La joute (d'après le concept Piramida)
Avec Stéphan Bureau

HD

Sujets

Dossiers complets

Les jeunes et la culture classique

Contexte :

Les habitudes culturelles des Québécois viennent d’être scrutées à la loupe. Une étude révèle que les jeunes et leurs aînés n’applaudissent pas aux mêmes spectacles.

Opéra, théâtre et musique classique branchent toujours les plus âgés. Si le grand répertoire intéresse moins la jeune génération, on ne peut pas affirmer que les jeunes sont incultes pour autant.

Devrait-on forcer les jeunes à consommer la culture dite classique?

Date de l'émission :

19 février 2010

Condensé de recherche :

LES FAITS

• Tous les cinq ans, le Ministère de la Culture mène une enquête pour prendre le pouls des Québécois en matière d’habitudes culturelles. Depuis le 5 février dernier, la toute dernière étude est en ligne. L’exercice permet d’observer l’évolution du public des arts de la scène de 1979 à 2004.

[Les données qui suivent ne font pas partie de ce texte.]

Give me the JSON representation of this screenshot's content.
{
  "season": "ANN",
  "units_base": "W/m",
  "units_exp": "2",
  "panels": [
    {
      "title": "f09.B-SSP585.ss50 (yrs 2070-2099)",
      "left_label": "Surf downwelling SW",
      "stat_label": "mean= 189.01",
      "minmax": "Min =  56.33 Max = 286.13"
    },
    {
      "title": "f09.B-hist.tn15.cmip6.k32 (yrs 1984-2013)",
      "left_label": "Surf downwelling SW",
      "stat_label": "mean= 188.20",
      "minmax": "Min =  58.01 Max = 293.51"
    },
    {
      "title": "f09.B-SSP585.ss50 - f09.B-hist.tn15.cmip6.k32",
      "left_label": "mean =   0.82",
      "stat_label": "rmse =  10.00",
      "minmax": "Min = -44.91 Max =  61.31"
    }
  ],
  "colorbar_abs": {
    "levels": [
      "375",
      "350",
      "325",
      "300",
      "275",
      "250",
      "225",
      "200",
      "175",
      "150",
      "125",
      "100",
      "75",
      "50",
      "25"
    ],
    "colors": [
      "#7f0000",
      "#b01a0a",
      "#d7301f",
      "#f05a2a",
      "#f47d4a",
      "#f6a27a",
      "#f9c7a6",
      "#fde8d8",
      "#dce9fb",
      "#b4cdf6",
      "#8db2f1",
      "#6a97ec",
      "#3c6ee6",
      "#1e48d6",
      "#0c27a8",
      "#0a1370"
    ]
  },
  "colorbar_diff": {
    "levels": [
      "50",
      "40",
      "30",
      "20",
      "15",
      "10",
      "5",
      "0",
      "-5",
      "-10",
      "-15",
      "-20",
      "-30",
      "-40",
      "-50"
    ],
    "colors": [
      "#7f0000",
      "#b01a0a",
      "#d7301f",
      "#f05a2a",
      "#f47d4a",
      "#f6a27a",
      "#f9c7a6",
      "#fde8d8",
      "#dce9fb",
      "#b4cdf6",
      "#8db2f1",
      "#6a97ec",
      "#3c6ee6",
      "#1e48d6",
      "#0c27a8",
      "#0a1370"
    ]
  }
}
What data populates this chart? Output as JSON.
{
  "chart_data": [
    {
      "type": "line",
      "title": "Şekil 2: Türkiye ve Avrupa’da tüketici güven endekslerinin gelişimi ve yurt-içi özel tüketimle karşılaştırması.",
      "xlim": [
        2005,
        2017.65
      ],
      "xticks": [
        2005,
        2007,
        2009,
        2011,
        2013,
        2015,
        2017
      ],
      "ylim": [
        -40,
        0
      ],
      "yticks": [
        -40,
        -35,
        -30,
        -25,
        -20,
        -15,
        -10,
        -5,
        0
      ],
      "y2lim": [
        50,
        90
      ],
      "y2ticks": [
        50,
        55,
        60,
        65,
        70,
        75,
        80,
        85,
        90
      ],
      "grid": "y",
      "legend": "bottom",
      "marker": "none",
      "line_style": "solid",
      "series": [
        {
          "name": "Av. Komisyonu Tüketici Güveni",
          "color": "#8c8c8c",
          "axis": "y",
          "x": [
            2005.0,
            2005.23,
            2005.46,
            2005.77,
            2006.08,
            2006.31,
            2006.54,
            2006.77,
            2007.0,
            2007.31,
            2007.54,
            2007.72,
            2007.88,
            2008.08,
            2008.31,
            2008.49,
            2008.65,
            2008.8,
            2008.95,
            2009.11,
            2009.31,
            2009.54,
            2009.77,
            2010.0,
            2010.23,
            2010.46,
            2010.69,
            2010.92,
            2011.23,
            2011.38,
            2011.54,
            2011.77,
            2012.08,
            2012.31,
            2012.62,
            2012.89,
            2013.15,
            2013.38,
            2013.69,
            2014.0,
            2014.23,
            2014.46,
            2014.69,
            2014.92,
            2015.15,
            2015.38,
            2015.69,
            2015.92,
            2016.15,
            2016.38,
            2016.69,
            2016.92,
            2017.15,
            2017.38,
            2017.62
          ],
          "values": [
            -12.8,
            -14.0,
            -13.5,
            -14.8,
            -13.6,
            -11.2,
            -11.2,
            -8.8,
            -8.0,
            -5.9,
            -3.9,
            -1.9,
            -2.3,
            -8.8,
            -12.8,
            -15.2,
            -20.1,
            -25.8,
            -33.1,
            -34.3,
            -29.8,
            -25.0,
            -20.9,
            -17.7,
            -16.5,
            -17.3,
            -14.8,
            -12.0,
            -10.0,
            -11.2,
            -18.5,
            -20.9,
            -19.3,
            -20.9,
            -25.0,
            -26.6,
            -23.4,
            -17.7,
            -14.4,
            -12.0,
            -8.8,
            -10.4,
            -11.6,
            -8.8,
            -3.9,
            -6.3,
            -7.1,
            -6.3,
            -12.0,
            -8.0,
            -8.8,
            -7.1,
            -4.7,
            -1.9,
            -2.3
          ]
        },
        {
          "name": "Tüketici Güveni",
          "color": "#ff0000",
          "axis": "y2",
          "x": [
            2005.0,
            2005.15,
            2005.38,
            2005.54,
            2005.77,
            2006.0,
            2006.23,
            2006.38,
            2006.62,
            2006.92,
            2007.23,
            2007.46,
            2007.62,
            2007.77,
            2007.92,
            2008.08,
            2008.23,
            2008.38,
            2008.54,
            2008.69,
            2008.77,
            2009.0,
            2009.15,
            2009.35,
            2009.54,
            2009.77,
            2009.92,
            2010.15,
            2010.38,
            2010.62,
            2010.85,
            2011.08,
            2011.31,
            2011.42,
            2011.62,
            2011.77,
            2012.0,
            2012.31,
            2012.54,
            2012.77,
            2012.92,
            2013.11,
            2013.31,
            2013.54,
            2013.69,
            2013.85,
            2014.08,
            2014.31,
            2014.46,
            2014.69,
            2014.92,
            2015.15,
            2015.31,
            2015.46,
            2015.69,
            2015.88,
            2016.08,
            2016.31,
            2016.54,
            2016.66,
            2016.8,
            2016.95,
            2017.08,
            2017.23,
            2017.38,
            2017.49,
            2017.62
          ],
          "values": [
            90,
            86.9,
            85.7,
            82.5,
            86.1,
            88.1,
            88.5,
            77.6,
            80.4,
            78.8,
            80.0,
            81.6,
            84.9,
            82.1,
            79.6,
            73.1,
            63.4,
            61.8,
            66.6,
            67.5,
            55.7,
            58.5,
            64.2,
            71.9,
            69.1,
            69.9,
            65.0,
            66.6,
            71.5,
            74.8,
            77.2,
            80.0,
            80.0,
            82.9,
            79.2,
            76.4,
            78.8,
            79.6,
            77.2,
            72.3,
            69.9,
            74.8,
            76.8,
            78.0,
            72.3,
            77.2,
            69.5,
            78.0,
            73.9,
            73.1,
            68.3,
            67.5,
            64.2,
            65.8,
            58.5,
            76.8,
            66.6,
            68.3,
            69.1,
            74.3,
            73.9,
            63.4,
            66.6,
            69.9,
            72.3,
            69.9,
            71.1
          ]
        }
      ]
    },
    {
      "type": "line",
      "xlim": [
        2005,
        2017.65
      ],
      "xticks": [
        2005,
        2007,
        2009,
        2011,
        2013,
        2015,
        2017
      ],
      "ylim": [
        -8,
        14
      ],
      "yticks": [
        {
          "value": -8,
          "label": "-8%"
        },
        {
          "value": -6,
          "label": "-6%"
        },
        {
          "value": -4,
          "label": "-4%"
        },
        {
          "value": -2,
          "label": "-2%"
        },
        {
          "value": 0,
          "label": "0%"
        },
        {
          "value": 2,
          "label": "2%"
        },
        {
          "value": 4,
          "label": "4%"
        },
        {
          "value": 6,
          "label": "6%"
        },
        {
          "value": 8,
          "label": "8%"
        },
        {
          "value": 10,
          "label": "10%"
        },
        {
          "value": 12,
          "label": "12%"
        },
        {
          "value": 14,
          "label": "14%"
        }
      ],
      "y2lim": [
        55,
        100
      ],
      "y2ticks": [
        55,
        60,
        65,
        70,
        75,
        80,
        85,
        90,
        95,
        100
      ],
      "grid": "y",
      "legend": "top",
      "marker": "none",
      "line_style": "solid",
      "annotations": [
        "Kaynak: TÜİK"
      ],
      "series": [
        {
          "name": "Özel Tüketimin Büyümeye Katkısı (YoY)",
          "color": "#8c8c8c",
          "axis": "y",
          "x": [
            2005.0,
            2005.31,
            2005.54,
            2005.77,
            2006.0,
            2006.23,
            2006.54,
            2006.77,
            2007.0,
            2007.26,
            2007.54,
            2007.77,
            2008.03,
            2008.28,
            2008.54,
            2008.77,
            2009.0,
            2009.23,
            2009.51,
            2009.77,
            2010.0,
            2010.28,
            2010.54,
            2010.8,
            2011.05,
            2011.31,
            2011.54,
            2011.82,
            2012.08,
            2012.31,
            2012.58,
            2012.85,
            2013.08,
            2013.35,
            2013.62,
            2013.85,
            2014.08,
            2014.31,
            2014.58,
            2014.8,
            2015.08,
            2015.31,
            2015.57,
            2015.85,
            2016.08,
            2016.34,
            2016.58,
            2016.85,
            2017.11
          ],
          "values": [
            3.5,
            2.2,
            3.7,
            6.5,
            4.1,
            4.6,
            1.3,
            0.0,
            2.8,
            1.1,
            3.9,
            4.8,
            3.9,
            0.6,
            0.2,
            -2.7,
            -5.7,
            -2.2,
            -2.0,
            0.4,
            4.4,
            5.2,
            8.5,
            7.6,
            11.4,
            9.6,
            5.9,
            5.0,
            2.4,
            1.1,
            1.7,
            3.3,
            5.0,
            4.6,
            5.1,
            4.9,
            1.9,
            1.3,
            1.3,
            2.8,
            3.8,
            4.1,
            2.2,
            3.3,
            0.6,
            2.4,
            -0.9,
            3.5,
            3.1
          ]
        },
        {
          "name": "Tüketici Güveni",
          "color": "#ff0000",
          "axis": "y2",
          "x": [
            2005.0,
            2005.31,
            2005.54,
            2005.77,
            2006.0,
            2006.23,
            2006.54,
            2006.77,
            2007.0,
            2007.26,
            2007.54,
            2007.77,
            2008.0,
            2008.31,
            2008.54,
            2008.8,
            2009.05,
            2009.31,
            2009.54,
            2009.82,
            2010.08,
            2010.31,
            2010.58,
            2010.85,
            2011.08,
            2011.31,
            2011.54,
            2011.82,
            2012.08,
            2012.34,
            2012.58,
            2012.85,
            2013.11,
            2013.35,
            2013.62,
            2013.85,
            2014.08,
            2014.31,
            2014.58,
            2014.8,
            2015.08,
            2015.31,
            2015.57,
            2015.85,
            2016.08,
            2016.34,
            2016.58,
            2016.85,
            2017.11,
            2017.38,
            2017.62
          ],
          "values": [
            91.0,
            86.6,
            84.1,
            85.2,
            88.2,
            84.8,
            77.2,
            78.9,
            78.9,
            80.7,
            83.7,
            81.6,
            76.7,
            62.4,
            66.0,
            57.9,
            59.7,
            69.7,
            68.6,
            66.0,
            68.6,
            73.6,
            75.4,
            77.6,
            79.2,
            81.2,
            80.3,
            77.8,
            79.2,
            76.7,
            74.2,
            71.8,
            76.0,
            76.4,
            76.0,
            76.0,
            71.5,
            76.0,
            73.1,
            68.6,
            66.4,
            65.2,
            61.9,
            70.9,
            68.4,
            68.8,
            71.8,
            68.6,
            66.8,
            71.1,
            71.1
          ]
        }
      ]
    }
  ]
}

• Celle-ci démontre que nos mœurs culturelles changent et illustre notamment que le public des arts classiques est vieillissant. L’étude nous apprend ainsi que peu de jeunes ont une fréquentation culturelle institutionnelle. Le jeune public a des goûts éclatés qui ne correspondent pas aux habitudes de leurs aînés.

• Or, le gros de la tarte budgétaire sert à financer les arts classiques.

DU POUR, DU CONTRE

POUR UN RETOUR AUX ARTS CLASSIQUES
- Il est démontré que les expériences culturelles et l’exposition à la culture amènent les jeunes à apprivoiser et à adopter les activités culturelles. Il faut donc les initier à l’art classique.

- Pour apprécier l’art à sa juste valeur et pour avoir la curiosité de découvrir différentes formes d’art, il est essentiel de connaître ses classiques.

- L’école et les parents ont le devoir d’initier les jeunes à tout ce que la culture populaire n’offre pas.

- Exit la paresse culturelle. Initions les jeunes à la culture classique et à tout ce vers quoi ils n’iront pas spontanément.

- Au Québec, nous sommes les rois de la valorisation de « l’inculture ».

POUR UNE CULTURE ÉCLECTIQUE
- Depuis les années 90, l’offre culturelle a explosé. Les spectacles sont aussi nombreux que différents. Plus que jamais, les frontières artistiques tombent. Difficile donc de séparer le classique de ce qui ne l’est pas.

- C’est un vrai défi que celui d’arrimer des publics aussi différents que les retraités et les jeunes étudiants, mais cela n’augure que du bon, car il permet à l’art classique de se redéfinir et de se renouveler.

- Il est important de financer les arts émergents au même titre que les arts classiques.

- De grands artistes de la musique classique tels Nagano et Nezet-Séguin réussissent où d’autres ont échoué en rajeunissant les adeptes de musique classique.

- Pour parer au décrochage culturel des jeunes en ce qui a trait aux œuvres de nature classique, peut-être faut-il avant tout leur permettre de voir et de « consommer » du classique au prix du populaire.

SAVIEZ-VOUS QUE?

• Depuis les années 90, les activités culturelles se sont diversifiées autant que multipliées. Comme le mentionne l’auteur Simon Brault dans son Facteur C, « l’étiquetage des produits culturels tient ainsi de moins en moins la route ». On est dans l’art fusion, dans le spectacle multimédia, dans la danse-théâtre ou dans le cirque théâtral. Ainsi, il est de plus en plus difficile de tracer la ligne entre ce qui est populaire et ce qu’il ne l’est pas.